A Lesson On Facial Recognition, Privacy, And GDPR From The Far North
(Jeremy Vale coauthored this post.)
All eyes may be on on Hong Kong right now and its use of facial recognition to identify protesters, but a far more enlightening case — for those fortunate to have less antagonistic relationships with local authorities — can be found in the small Swedish town of Skellefteå (“sche-left-eye-o“), located near the Arctic Circle. This sleepy mining town made international headlines when it became the recipient of Sweden’s first ever GDPR fine for piloting the use of computer vision to track the attendance of high school students.
Why is a small fine handed out to a remote town important? Because it demonstrates that computer vision — and facial recognition in particular — can now be implemented successfully by everyone — regardless of resources and capabilities — and that you must focus on meaningful consent to ensure successful adoption.
Pupils Trained On Pupils
This past year, Skellefteå’s Anderstorp high school partnered with a Finnish software and IT consulting firm called Tieto to pilot automation technologies for monitoring and reporting student attendance. Per Swedish law, schools must report attendance numbers daily — a time-consuming requirement that burns many valuable hours over the course of the school year. Collectively, Tieto reports that the school’s teachers spent an astonishing 17,280 hours on attendance reporting annually.
Tieto piloted two solutions to this problem: one based on RFID tags that would register students as present when they were within range of a receiver and one based on facial recognition technology. The latter proved to be more successful, as a large percentage of students would forget to bring their tags to class, rendering the data incomplete and inaccurate.
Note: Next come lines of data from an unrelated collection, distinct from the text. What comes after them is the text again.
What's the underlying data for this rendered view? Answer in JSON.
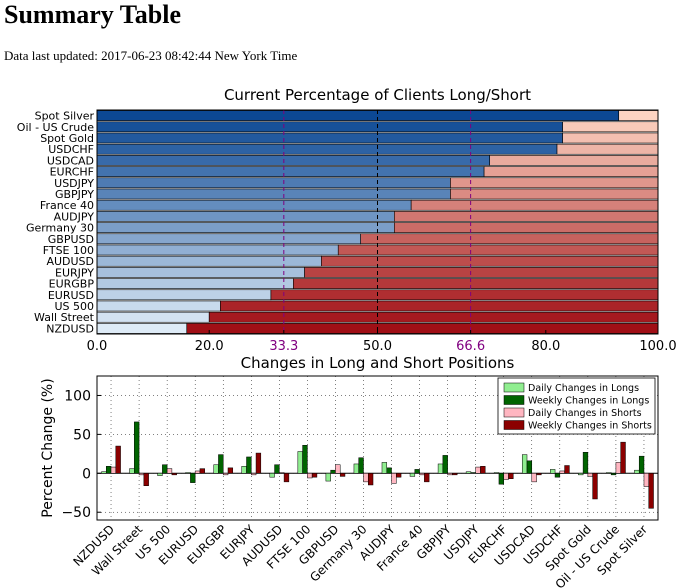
{
  "page": {
    "title": "Summary Table",
    "updated_prefix": "Data last updated:",
    "updated_value": "2017-06-23 08:42:44 New York Time"
  },
  "chart_data": [
    {
      "type": "bar",
      "orientation": "horizontal",
      "stacked": true,
      "title": "Current Percentage of Clients Long/Short",
      "categories": [
        "Spot Silver",
        "Oil - US Crude",
        "Spot Gold",
        "USDCHF",
        "USDCAD",
        "EURCHF",
        "USDJPY",
        "GBPJPY",
        "France 40",
        "AUDJPY",
        "Germany 30",
        "GBPUSD",
        "FTSE 100",
        "AUDUSD",
        "EURJPY",
        "EURGBP",
        "EURUSD",
        "US 500",
        "Wall Street",
        "NZDUSD"
      ],
      "series": [
        {
          "values": [
            93,
            83,
            83,
            82,
            70,
            69,
            63,
            63,
            56,
            53,
            53,
            47,
            43,
            40,
            37,
            35,
            31,
            22,
            20,
            16
          ]
        },
        {
          "values": [
            7,
            17,
            17,
            18,
            30,
            31,
            37,
            37,
            44,
            47,
            47,
            53,
            57,
            60,
            63,
            65,
            69,
            78,
            80,
            84
          ]
        }
      ],
      "xlim": [
        0,
        100
      ],
      "x_ticks": [
        "0.0",
        "20.0",
        "33.3",
        "50.0",
        "66.6",
        "80.0",
        "100.0"
      ],
      "reference_lines": [
        33.3,
        50,
        66.6
      ],
      "colors": {
        "long": "blues-gradient",
        "short": "reds-gradient",
        "reference": "#800080"
      }
    },
    {
      "type": "bar",
      "title": "Changes in Long and Short Positions",
      "ylabel": "Percent Change (%)",
      "ylim": [
        -60,
        125
      ],
      "y_ticks": [
        "−50",
        "0",
        "50",
        "100"
      ],
      "grid": true,
      "legend_placement": "top-right",
      "categories": [
        "NZDUSD",
        "Wall Street",
        "US 500",
        "EURUSD",
        "EURGBP",
        "EURJPY",
        "AUDUSD",
        "FTSE 100",
        "GBPUSD",
        "Germany 30",
        "AUDJPY",
        "France 40",
        "GBPJPY",
        "USDJPY",
        "EURCHF",
        "USDCAD",
        "USDCHF",
        "Spot Gold",
        "Oil - US Crude",
        "Spot Silver"
      ],
      "series": [
        {
          "name": "Daily Changes in Longs",
          "color": "#90ee90",
          "values": [
            2,
            6,
            -3,
            1,
            11,
            9,
            -5,
            28,
            -10,
            12,
            14,
            -4,
            12,
            2,
            1,
            24,
            5,
            -2,
            1,
            4
          ]
        },
        {
          "name": "Weekly Changes in Longs",
          "color": "#006400",
          "values": [
            9,
            66,
            11,
            -12,
            24,
            21,
            11,
            36,
            4,
            20,
            7,
            5,
            23,
            1,
            -14,
            16,
            -5,
            27,
            -2,
            22
          ]
        },
        {
          "name": "Daily Changes in Shorts",
          "color": "#ffb6c1",
          "values": [
            8,
            -2,
            6,
            3,
            -2,
            -2,
            1,
            -6,
            11,
            -11,
            -13,
            -2,
            -2,
            8,
            -8,
            -11,
            3,
            -4,
            14,
            -17
          ]
        },
        {
          "name": "Weekly Changes in Shorts",
          "color": "#8b0000",
          "values": [
            35,
            -16,
            -2,
            6,
            7,
            26,
            -11,
            -5,
            -4,
            -15,
            -5,
            -11,
            -2,
            9,
            -7,
            -2,
            10,
            -33,
            40,
            -45
          ]
        }
      ]
    }
  ]
}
Don’t Cheat On Meaningful Consent
So why the SEK 200,000 (~$20,000) fine? A key elements of the Swedish Data Protection Authority’s (DPA) complaint was around the issue of consent. Yes, students and parents were asked for consent (and some indeed did refuse to participate), but the agency deemed that this wasn’t sufficient given the power dynamics between the students and the school. Thus, written consent is not sufficient, even when the person has a viable alternative, if the person is pressured or coerced into providing consent. This is the difference between “consent” and “meaningful consent,” and it applies everywhere when it comes to artificial intelligence. You risk customer, employee, and regulatory blowback when the individual feels tricked, pressured, or otherwise coerced into using an AI solution.
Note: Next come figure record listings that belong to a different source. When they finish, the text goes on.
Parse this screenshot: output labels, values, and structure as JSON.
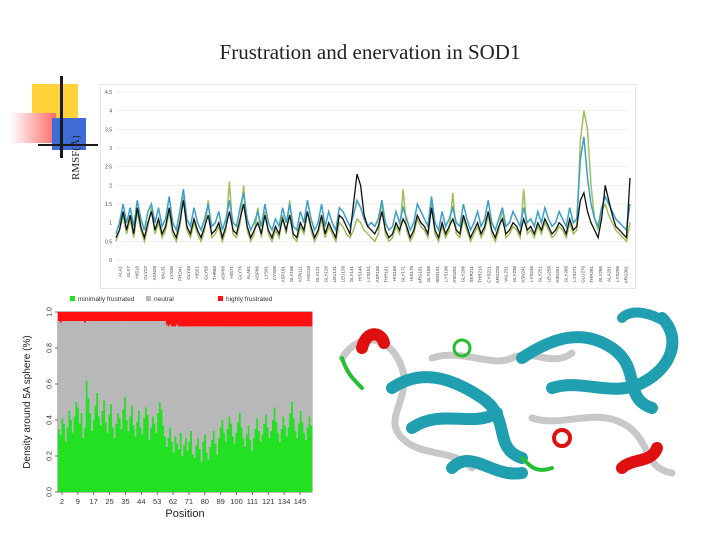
{
  "slide": {
    "title": "Frustration and enervation in SOD1"
  },
  "colors": {
    "black": "#111111",
    "blue": "#3aa0c8",
    "green": "#9fbf5a",
    "frust_min": "#22e022",
    "neutral": "#b8b8b8",
    "frust_high": "#ff1010",
    "deco_yellow": "#ffd23a",
    "deco_blue": "#3f6bd6",
    "deco_red": "#ff6a6a"
  },
  "chart_data": [
    {
      "type": "line",
      "ylabel": "RMSF(Å)",
      "ylim": [
        0,
        4.5
      ],
      "y_ticks": [
        "0",
        "0.5",
        "1",
        "1.5",
        "2",
        "2.5",
        "3",
        "3.5",
        "4",
        "4.5"
      ],
      "x_tick_labels": [
        "ALA1",
        "GLY7",
        "HIS16",
        "GLY22",
        "ASN26",
        "VAL31",
        "LYS36",
        "PRO41",
        "GLY46",
        "HIS51",
        "GLY56",
        "THR60",
        "ASP66",
        "HIS71",
        "GLY76",
        "ALA81",
        "ASP86",
        "LYS91",
        "CYS96",
        "ASP101",
        "GLY106",
        "ASN111",
        "HIS116",
        "GLY121",
        "GLY126",
        "LEU131",
        "LEU136",
        "GLY141",
        "HIS146",
        "LYS151",
        "ASP156",
        "THR161",
        "HIS166",
        "GLY171",
        "HIS176",
        "ARG181",
        "GLY186",
        "SER191",
        "LYS196",
        "ASN201",
        "GLY206",
        "SER211",
        "THR216",
        "CYS221",
        "ARG226",
        "VAL231",
        "GLY236",
        "ASN241",
        "LYS246",
        "GLY251",
        "LEU256",
        "ASN261",
        "GLY266",
        "LYS271",
        "GLU276",
        "THR281",
        "GLY286",
        "ALA291",
        "LYS296",
        "ARG301"
      ],
      "series": [
        {
          "color": "black",
          "values": [
            0.6,
            0.8,
            1.3,
            0.8,
            1.2,
            0.7,
            1.4,
            0.9,
            0.6,
            1.0,
            1.3,
            0.8,
            1.1,
            0.7,
            0.9,
            1.4,
            0.8,
            0.6,
            1.0,
            1.6,
            0.9,
            0.7,
            1.1,
            0.8,
            0.6,
            0.9,
            1.2,
            0.7,
            0.8,
            1.0,
            0.6,
            0.9,
            1.3,
            0.8,
            0.7,
            1.1,
            1.5,
            0.9,
            0.6,
            0.8,
            1.0,
            0.7,
            1.2,
            0.8,
            0.6,
            0.9,
            0.7,
            1.1,
            0.8,
            1.2,
            0.7,
            0.6,
            1.0,
            0.8,
            1.3,
            0.9,
            0.6,
            0.8,
            1.2,
            0.7,
            1.0,
            0.8,
            0.6,
            1.2,
            1.1,
            0.9,
            0.7,
            1.5,
            2.3,
            2.0,
            1.2,
            0.9,
            0.8,
            0.7,
            0.9,
            1.3,
            0.8,
            0.6,
            0.7,
            1.0,
            0.8,
            1.1,
            0.9,
            0.6,
            0.8,
            1.2,
            1.0,
            0.9,
            0.7,
            1.4,
            0.8,
            0.6,
            1.0,
            0.7,
            0.9,
            1.1,
            0.8,
            0.7,
            1.2,
            0.9,
            0.6,
            0.8,
            1.0,
            0.7,
            0.9,
            1.3,
            0.8,
            0.6,
            0.9,
            1.1,
            0.7,
            0.8,
            1.0,
            0.9,
            0.7,
            1.1,
            0.8,
            0.9,
            0.7,
            1.0,
            0.8,
            1.1,
            0.9,
            0.7,
            0.8,
            1.0,
            0.9,
            0.7,
            1.1,
            0.8,
            0.9,
            1.6,
            1.8,
            1.3,
            1.0,
            0.8,
            0.6,
            1.1,
            2.0,
            1.6,
            1.2,
            0.9,
            0.8,
            0.7,
            0.6,
            2.2
          ]
        },
        {
          "color": "blue",
          "values": [
            0.7,
            1.0,
            1.5,
            1.0,
            1.4,
            0.9,
            1.6,
            1.1,
            0.8,
            1.3,
            1.5,
            1.0,
            1.4,
            0.9,
            1.1,
            1.7,
            1.0,
            0.8,
            1.3,
            1.9,
            1.1,
            0.9,
            1.4,
            1.0,
            0.8,
            1.1,
            1.5,
            0.9,
            1.0,
            1.3,
            0.8,
            1.1,
            1.6,
            1.0,
            0.9,
            1.4,
            1.8,
            1.1,
            0.8,
            1.0,
            1.3,
            0.9,
            1.5,
            1.0,
            0.8,
            1.1,
            0.9,
            1.4,
            1.0,
            1.5,
            0.9,
            0.8,
            1.3,
            1.0,
            1.6,
            1.1,
            0.8,
            1.0,
            1.5,
            0.9,
            1.3,
            1.0,
            0.8,
            1.4,
            1.3,
            1.1,
            0.9,
            1.2,
            1.6,
            1.4,
            1.1,
            0.9,
            1.0,
            0.9,
            1.1,
            1.6,
            1.0,
            0.8,
            0.9,
            1.3,
            1.0,
            1.4,
            1.1,
            0.8,
            1.0,
            1.5,
            1.3,
            1.1,
            0.9,
            1.7,
            1.0,
            0.8,
            1.3,
            0.9,
            1.1,
            1.4,
            1.0,
            0.9,
            1.5,
            1.1,
            0.8,
            1.0,
            1.3,
            0.9,
            1.1,
            1.6,
            1.0,
            0.8,
            1.1,
            1.4,
            0.9,
            1.0,
            1.3,
            1.1,
            0.9,
            1.4,
            1.0,
            1.1,
            0.9,
            1.3,
            1.0,
            1.4,
            1.1,
            0.9,
            1.0,
            1.3,
            1.1,
            0.9,
            1.4,
            1.0,
            1.1,
            2.7,
            3.3,
            2.2,
            1.5,
            1.1,
            0.9,
            1.4,
            1.7,
            1.5,
            1.3,
            1.1,
            1.0,
            0.9,
            0.8,
            1.5
          ]
        },
        {
          "color": "green",
          "values": [
            0.5,
            0.8,
            1.2,
            0.7,
            1.1,
            0.6,
            1.3,
            0.8,
            0.5,
            0.9,
            1.4,
            0.7,
            1.0,
            0.6,
            0.8,
            1.3,
            0.7,
            0.5,
            0.9,
            1.7,
            0.8,
            0.6,
            1.0,
            0.7,
            0.5,
            0.8,
            1.6,
            0.6,
            0.7,
            0.9,
            0.5,
            0.8,
            2.1,
            0.7,
            0.6,
            1.0,
            2.0,
            0.8,
            0.5,
            0.7,
            1.4,
            0.6,
            1.3,
            0.7,
            0.5,
            0.8,
            0.6,
            1.2,
            0.7,
            1.6,
            0.6,
            0.5,
            0.9,
            0.7,
            1.3,
            0.8,
            0.5,
            0.7,
            1.1,
            0.6,
            0.9,
            0.7,
            0.5,
            1.0,
            0.9,
            0.7,
            0.6,
            0.8,
            1.1,
            1.0,
            0.8,
            0.7,
            0.6,
            0.5,
            0.7,
            1.6,
            0.7,
            0.5,
            0.6,
            0.9,
            0.7,
            1.9,
            0.8,
            0.5,
            0.7,
            1.1,
            0.9,
            0.8,
            0.6,
            1.5,
            0.7,
            0.5,
            0.9,
            0.6,
            0.8,
            1.8,
            0.7,
            0.6,
            1.1,
            0.8,
            0.5,
            0.7,
            0.9,
            0.6,
            0.8,
            1.2,
            0.7,
            0.5,
            0.8,
            1.4,
            0.6,
            0.7,
            0.9,
            0.8,
            0.6,
            1.9,
            0.7,
            0.8,
            0.6,
            0.9,
            0.7,
            1.0,
            0.8,
            0.6,
            0.7,
            0.9,
            0.8,
            0.6,
            1.0,
            0.7,
            0.8,
            3.2,
            4.0,
            3.5,
            2.0,
            1.1,
            0.8,
            1.3,
            1.5,
            1.2,
            1.0,
            0.8,
            0.7,
            0.6,
            0.5,
            1.0
          ]
        }
      ]
    },
    {
      "type": "bar",
      "ylabel": "Density around 5A sphere (%)",
      "xlabel": "Position",
      "ylim": [
        0,
        1
      ],
      "y_ticks": [
        "0.0",
        "0.2",
        "0.4",
        "0.6",
        "0.8",
        "1.0"
      ],
      "x_ticks": [
        "2",
        "9",
        "17",
        "25",
        "35",
        "44",
        "53",
        "62",
        "71",
        "80",
        "89",
        "100",
        "111",
        "121",
        "134",
        "145"
      ],
      "legend": [
        "minimally frustrated",
        "neutral",
        "highly frustrated"
      ],
      "legend_position": "top",
      "series": [
        {
          "name": "minimally frustrated",
          "values": [
            0.35,
            0.32,
            0.41,
            0.38,
            0.28,
            0.36,
            0.45,
            0.4,
            0.33,
            0.42,
            0.5,
            0.47,
            0.38,
            0.44,
            0.3,
            0.36,
            0.62,
            0.52,
            0.44,
            0.34,
            0.4,
            0.48,
            0.55,
            0.42,
            0.37,
            0.45,
            0.51,
            0.39,
            0.33,
            0.43,
            0.49,
            0.36,
            0.3,
            0.38,
            0.44,
            0.41,
            0.35,
            0.46,
            0.53,
            0.4,
            0.34,
            0.42,
            0.48,
            0.37,
            0.31,
            0.39,
            0.45,
            0.36,
            0.32,
            0.41,
            0.47,
            0.43,
            0.29,
            0.36,
            0.42,
            0.38,
            0.33,
            0.44,
            0.5,
            0.46,
            0.37,
            0.31,
            0.25,
            0.3,
            0.36,
            0.28,
            0.22,
            0.31,
            0.27,
            0.24,
            0.33,
            0.2,
            0.26,
            0.3,
            0.23,
            0.28,
            0.34,
            0.21,
            0.19,
            0.26,
            0.3,
            0.24,
            0.17,
            0.28,
            0.32,
            0.22,
            0.18,
            0.25,
            0.29,
            0.34,
            0.27,
            0.21,
            0.3,
            0.36,
            0.4,
            0.33,
            0.28,
            0.35,
            0.42,
            0.38,
            0.31,
            0.27,
            0.33,
            0.39,
            0.44,
            0.36,
            0.3,
            0.25,
            0.32,
            0.37,
            0.29,
            0.23,
            0.3,
            0.35,
            0.41,
            0.34,
            0.28,
            0.32,
            0.38,
            0.43,
            0.36,
            0.3,
            0.34,
            0.4,
            0.47,
            0.39,
            0.33,
            0.28,
            0.35,
            0.42,
            0.37,
            0.31,
            0.36,
            0.44,
            0.5,
            0.41,
            0.34,
            0.3,
            0.38,
            0.45,
            0.39,
            0.33,
            0.29,
            0.36,
            0.42,
            0.37
          ]
        },
        {
          "name": "neutral",
          "values": [
            0.6,
            0.62,
            0.54,
            0.57,
            0.67,
            0.59,
            0.5,
            0.55,
            0.62,
            0.53,
            0.45,
            0.48,
            0.57,
            0.51,
            0.65,
            0.58,
            0.33,
            0.43,
            0.51,
            0.61,
            0.55,
            0.47,
            0.4,
            0.53,
            0.58,
            0.5,
            0.44,
            0.56,
            0.62,
            0.52,
            0.46,
            0.59,
            0.65,
            0.57,
            0.51,
            0.54,
            0.6,
            0.49,
            0.42,
            0.55,
            0.61,
            0.53,
            0.47,
            0.58,
            0.64,
            0.56,
            0.5,
            0.59,
            0.63,
            0.54,
            0.48,
            0.52,
            0.66,
            0.59,
            0.53,
            0.57,
            0.62,
            0.51,
            0.45,
            0.49,
            0.58,
            0.64,
            0.68,
            0.62,
            0.57,
            0.64,
            0.7,
            0.61,
            0.66,
            0.68,
            0.59,
            0.72,
            0.66,
            0.62,
            0.69,
            0.64,
            0.58,
            0.71,
            0.73,
            0.66,
            0.62,
            0.68,
            0.75,
            0.64,
            0.6,
            0.7,
            0.74,
            0.67,
            0.63,
            0.58,
            0.65,
            0.71,
            0.62,
            0.56,
            0.52,
            0.59,
            0.64,
            0.57,
            0.5,
            0.54,
            0.61,
            0.65,
            0.59,
            0.53,
            0.48,
            0.56,
            0.62,
            0.67,
            0.6,
            0.55,
            0.63,
            0.69,
            0.62,
            0.57,
            0.51,
            0.58,
            0.64,
            0.6,
            0.54,
            0.49,
            0.56,
            0.62,
            0.58,
            0.52,
            0.45,
            0.53,
            0.59,
            0.64,
            0.57,
            0.5,
            0.55,
            0.61,
            0.56,
            0.48,
            0.42,
            0.51,
            0.58,
            0.62,
            0.54,
            0.47,
            0.53,
            0.59,
            0.63,
            0.56,
            0.5,
            0.55
          ]
        },
        {
          "name": "highly frustrated",
          "values": [
            0.05,
            0.06,
            0.05,
            0.05,
            0.05,
            0.05,
            0.05,
            0.05,
            0.05,
            0.05,
            0.05,
            0.05,
            0.05,
            0.05,
            0.05,
            0.06,
            0.05,
            0.05,
            0.05,
            0.05,
            0.05,
            0.05,
            0.05,
            0.05,
            0.05,
            0.05,
            0.05,
            0.05,
            0.05,
            0.05,
            0.05,
            0.05,
            0.05,
            0.05,
            0.05,
            0.05,
            0.05,
            0.05,
            0.05,
            0.05,
            0.05,
            0.05,
            0.05,
            0.05,
            0.05,
            0.05,
            0.05,
            0.05,
            0.05,
            0.05,
            0.05,
            0.05,
            0.05,
            0.05,
            0.05,
            0.05,
            0.05,
            0.05,
            0.05,
            0.05,
            0.05,
            0.05,
            0.07,
            0.08,
            0.07,
            0.08,
            0.08,
            0.08,
            0.07,
            0.08,
            0.08,
            0.08,
            0.08,
            0.08,
            0.08,
            0.08,
            0.08,
            0.08,
            0.08,
            0.08,
            0.08,
            0.08,
            0.08,
            0.08,
            0.08,
            0.08,
            0.08,
            0.08,
            0.08,
            0.08,
            0.08,
            0.08,
            0.08,
            0.08,
            0.08,
            0.08,
            0.08,
            0.08,
            0.08,
            0.08,
            0.08,
            0.08,
            0.08,
            0.08,
            0.08,
            0.08,
            0.08,
            0.08,
            0.08,
            0.08,
            0.08,
            0.08,
            0.08,
            0.08,
            0.08,
            0.08,
            0.08,
            0.08,
            0.08,
            0.08,
            0.08,
            0.08,
            0.08,
            0.08,
            0.08,
            0.08,
            0.08,
            0.08,
            0.08,
            0.08,
            0.08,
            0.08,
            0.08,
            0.08,
            0.08,
            0.08,
            0.08,
            0.08,
            0.08,
            0.08,
            0.08,
            0.08,
            0.08,
            0.08
          ]
        }
      ]
    }
  ]
}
The right way to introduce an AI solution is to offer one that materially benefits the individual and persuades them of those benefits — while offering alternatives, including the status quo. And there should be every guarantee that choosing the status quo will have no negative repercussions and will still be as good, or, ideally, better with the AI solution around. Otherwise, you are right back to making people feel coerced.
Do Your Homework
Another key element that led to this fine appears to be the lack of a sufficient impact assessment. For sensitive projects such as this, it’s critically important to proactively be in touch with the relevant authorities, and it seems the DPA was never contacted beforehand. Important questions needed to be examined: How would the students who opted out feel? Even if they knew they were not having their biometric data collected, were they really still comfortable? Did the students who opted in trust that the technology was accurately recording their attendance? What were the risks to collecting and storing this kind of biometric data, and how would those risks be mitigated?
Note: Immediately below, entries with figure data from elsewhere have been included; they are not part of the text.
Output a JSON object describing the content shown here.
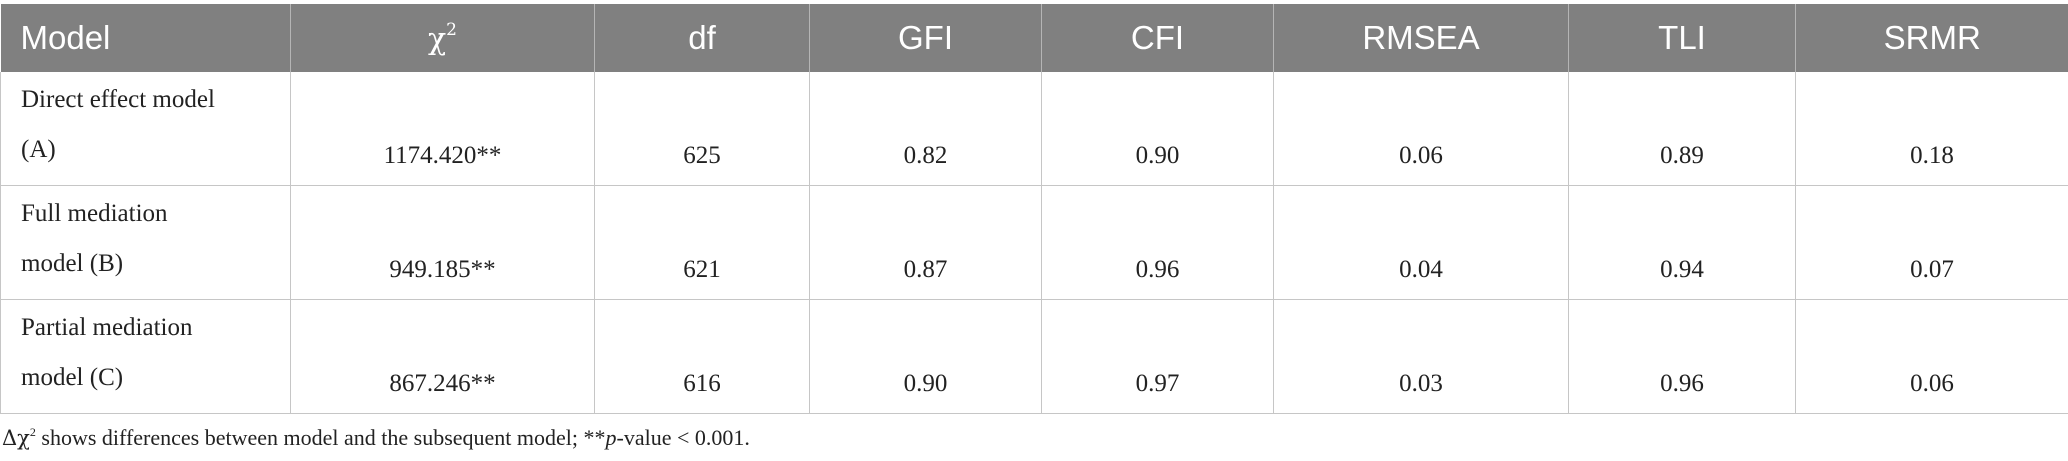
{
  "table": {
    "headers": {
      "model": "Model",
      "chi_symbol": "χ",
      "chi_sup": "2",
      "df": "df",
      "gfi": "GFI",
      "cfi": "CFI",
      "rmsea": "RMSEA",
      "tli": "TLI",
      "srmr": "SRMR"
    },
    "rows": [
      {
        "model_line1": "Direct effect model",
        "model_line2": "(A)",
        "chi2": "1174.420**",
        "df": "625",
        "gfi": "0.82",
        "cfi": "0.90",
        "rmsea": "0.06",
        "tli": "0.89",
        "srmr": "0.18"
      },
      {
        "model_line1": "Full mediation",
        "model_line2": "model (B)",
        "chi2": "949.185**",
        "df": "621",
        "gfi": "0.87",
        "cfi": "0.96",
        "rmsea": "0.04",
        "tli": "0.94",
        "srmr": "0.07"
      },
      {
        "model_line1": "Partial mediation",
        "model_line2": "model (C)",
        "chi2": "867.246**",
        "df": "616",
        "gfi": "0.90",
        "cfi": "0.97",
        "rmsea": "0.03",
        "tli": "0.96",
        "srmr": "0.06"
      }
    ]
  },
  "footnote": {
    "delta_chi": "Δχ",
    "sup": "2",
    "text1": " shows differences between model and the subsequent model; **",
    "p": "p",
    "text2": "-value < 0.001."
  }
}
So does this mean that computer vision solutions are not compatible with GDPR? Far from it. This fine isn’t based on GDPR, but the interpretation of GDPR in Sweden — a country that has a history of stringent data protection legislation going back decades. It is unlikely that this establishes a limiting precedent across the European Union. In fact, if there is a larger geographic takeaway from this scenario, it’s a positive one. A decade ago, this computer vision use case would have been science fiction. Today, the technology is mature enough that you can deploy it anywhere — even at the edge of the Arctic Circle.